Iceland executive chair Richard Walker is poised to become a Labour peer, according to reports.
Labour sources confirmed to BBC that Walker will be nominated when the government appoints a new wave of peers later this month, saying he has been “a committed champion of families dealing with the cost of living” and “will be a strong voice in Parliament”.
Walker, 45, took over leadership of the frozen food chain from his father, Malcolm Walker, in 2023. Both men have previously backed the Conservatives, with Walker donating nearly £10,000 to the party in 2020 and being placed on its approved parliamentary candidates list two years later.

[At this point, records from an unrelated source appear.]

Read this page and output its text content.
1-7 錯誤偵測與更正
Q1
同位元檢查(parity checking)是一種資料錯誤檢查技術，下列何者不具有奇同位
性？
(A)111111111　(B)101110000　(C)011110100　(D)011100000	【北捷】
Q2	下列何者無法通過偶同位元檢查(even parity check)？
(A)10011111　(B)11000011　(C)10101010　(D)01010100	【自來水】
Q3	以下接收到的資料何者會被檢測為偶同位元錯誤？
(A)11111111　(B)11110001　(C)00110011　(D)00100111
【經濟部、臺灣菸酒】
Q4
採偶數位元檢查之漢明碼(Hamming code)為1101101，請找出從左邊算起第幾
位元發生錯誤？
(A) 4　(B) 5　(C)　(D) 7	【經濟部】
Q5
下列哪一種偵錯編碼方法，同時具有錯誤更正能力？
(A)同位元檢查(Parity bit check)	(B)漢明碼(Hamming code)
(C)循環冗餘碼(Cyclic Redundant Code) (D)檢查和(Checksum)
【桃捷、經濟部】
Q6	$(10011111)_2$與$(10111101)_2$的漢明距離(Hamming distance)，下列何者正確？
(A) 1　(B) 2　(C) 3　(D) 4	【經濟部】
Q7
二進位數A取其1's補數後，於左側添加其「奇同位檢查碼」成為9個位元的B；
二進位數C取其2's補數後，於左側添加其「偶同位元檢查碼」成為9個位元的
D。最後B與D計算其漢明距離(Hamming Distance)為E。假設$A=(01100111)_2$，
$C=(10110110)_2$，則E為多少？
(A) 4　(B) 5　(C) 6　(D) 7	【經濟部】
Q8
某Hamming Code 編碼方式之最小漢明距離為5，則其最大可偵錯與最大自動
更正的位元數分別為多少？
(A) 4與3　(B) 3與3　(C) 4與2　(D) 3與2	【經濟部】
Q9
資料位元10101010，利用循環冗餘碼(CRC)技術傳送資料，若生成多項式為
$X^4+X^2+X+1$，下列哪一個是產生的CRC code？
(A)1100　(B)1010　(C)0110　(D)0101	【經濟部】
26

However, he fell out with the party in 2023, publicly criticising the government’s approach to the economy and climate change and saying it had “drifted badly out of touch with business and the economy, and with the everyday needs of the British people”. He later endorsed Keir Starmer.
Walker has since been seen at Labour’s 2024 manifesto launch and has pressed for policies including closer EU relations and a more optimistic economic narrative.
Earlier this week, he publicly backed the government’s budget measures affecting the retail sector, arguing they represented a long-overdue recognition of the pressures on the high street.
“The chancellor’s move on business rates is overdue recognition that you can’t keep weighing down bricks and mortar and then wonder why towns feel hollowed out,” he wrote on LinkedIn. “It won’t solve everything, but it’s a move to levelling the playing field with the big online retailers and gives businesses like ours more room to do what matters most: serve our communities.”
His appointment would give Labour a rare business-sector advocate in the Lords at a time when the party is seeking to strengthen its representation in the upper house, where it is still outnumbered by the Conservatives despite its Commons majority.
Walker was awarded an OBE in 2022 for services to business and the environment.